Boston landlord assaulted autistic tenant after dispute over wi-fi router, court is told

Court heard how landlord pushed his tenant
Court heard how landlord pushed his tenant

A BOSTON property landlord pushed an autistic tenant over during a dispute over removing his wi-fi router, a court has been told.

Bradley Gordon Olson, 49, of Horncastle Road, admitted assaulting the 25 year old tenant, Anthony Barton, who was said in court to be autistic and to have 'problems with vocalising himself which leads him to be frustrated'.

Jim Clare, prosecuting at Boston Magistrates Court, said Mr Barton lived in one of Olson's rented properties.

He said Olson went to the property on April 27 and removed the wi-fi from Mr Barton's room, which led to an argument with Mr Barton saying the cost of it was included in his rent.

Mr Clare said Olson was angry and pushed Mr Barton with both hands, who fell over.

He said that previously Mr Barton had been aggressive towards Olson's wife over unpaid rent, which he had withheld pending repairs being carried out.

In interview, Olson told the police he did not know Mr Barton was autistic and said: “I just blew up and pushed him.”

Roger Lowther, mitigating, said Olson 'bitterly regretted ' the whole incident.

He said he had no involvement in the day to day running of the properties which was carried out by his wife but which they had now handed over to an agent.

He said Olson had only ever seen Mr Barton on two occasions and did not realise he had any issues at all.

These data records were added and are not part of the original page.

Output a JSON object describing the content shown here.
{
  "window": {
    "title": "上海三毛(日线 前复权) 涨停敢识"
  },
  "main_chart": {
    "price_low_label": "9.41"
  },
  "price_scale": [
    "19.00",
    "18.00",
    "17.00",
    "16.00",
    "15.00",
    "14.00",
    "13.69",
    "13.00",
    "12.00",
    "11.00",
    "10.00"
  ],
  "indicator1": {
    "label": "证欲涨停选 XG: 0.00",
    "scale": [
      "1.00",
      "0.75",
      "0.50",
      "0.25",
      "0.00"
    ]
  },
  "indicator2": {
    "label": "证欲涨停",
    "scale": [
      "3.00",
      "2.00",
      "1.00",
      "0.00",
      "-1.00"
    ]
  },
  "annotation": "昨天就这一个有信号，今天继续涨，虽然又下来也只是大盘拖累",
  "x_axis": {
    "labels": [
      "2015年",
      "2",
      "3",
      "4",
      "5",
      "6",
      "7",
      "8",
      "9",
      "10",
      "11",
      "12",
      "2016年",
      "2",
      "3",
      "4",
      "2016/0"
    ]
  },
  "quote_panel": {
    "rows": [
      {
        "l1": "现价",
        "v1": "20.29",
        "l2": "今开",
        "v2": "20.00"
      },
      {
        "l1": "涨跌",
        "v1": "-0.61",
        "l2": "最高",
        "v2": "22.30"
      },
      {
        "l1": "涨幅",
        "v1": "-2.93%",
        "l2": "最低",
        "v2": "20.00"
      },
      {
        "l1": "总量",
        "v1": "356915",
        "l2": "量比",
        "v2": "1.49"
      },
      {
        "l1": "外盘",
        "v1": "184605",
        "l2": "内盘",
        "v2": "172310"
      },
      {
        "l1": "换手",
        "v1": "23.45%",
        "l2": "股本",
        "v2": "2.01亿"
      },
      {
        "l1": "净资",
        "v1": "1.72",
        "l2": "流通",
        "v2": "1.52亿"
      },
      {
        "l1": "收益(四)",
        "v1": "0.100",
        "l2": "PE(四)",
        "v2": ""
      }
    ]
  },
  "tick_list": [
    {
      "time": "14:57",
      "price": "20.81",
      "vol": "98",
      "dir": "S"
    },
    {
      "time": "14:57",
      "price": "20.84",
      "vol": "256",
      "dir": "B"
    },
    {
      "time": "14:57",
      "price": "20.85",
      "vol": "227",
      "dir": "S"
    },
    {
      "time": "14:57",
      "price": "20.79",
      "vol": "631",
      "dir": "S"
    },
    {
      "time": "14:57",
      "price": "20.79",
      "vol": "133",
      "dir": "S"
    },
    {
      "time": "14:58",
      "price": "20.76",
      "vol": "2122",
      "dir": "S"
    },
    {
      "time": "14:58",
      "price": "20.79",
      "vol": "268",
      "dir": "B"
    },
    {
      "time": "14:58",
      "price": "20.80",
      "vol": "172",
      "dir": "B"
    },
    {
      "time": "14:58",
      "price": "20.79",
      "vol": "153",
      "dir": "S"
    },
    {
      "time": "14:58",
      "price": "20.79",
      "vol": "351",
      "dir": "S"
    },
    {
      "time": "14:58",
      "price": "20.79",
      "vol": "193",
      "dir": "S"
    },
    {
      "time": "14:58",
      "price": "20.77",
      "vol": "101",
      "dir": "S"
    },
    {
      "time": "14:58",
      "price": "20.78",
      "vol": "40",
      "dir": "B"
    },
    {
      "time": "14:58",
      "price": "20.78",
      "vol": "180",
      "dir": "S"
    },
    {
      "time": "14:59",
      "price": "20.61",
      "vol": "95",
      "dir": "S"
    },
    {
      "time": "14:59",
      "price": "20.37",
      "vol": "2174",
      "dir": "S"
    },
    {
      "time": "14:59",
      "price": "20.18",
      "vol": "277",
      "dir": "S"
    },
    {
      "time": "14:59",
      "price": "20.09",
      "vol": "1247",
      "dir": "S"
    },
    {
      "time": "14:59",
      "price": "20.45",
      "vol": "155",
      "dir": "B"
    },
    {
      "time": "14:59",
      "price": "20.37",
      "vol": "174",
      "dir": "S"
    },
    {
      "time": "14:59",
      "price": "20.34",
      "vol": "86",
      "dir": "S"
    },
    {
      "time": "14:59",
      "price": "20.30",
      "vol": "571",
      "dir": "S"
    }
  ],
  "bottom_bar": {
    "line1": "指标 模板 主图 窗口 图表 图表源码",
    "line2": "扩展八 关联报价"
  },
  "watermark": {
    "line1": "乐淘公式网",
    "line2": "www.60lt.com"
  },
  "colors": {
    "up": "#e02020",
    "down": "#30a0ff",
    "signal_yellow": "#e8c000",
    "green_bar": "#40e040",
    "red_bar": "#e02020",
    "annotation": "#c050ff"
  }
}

Mr Lowther said Olson only went around to see him because his wife had been left crying as a result of the argument with Mr Barton that same morning, and had removed the wi-fi, which was not part of the contract, because it was not running well.

He said Mr Barton said he would just attach another one and Olson then 'saw red' and pushed him.

“He didn't expect him to fall over,” he said, “and now regrets this.”

“It was a very short-lived and isolated incident,” he added.

The magistrates said this was 'not the way to behave'.

Giving him a 12 month conditional discharge, they told Olson that 'violence cannot be the answer to a problem'.

He was also ordered to pay £105 in costs and charges.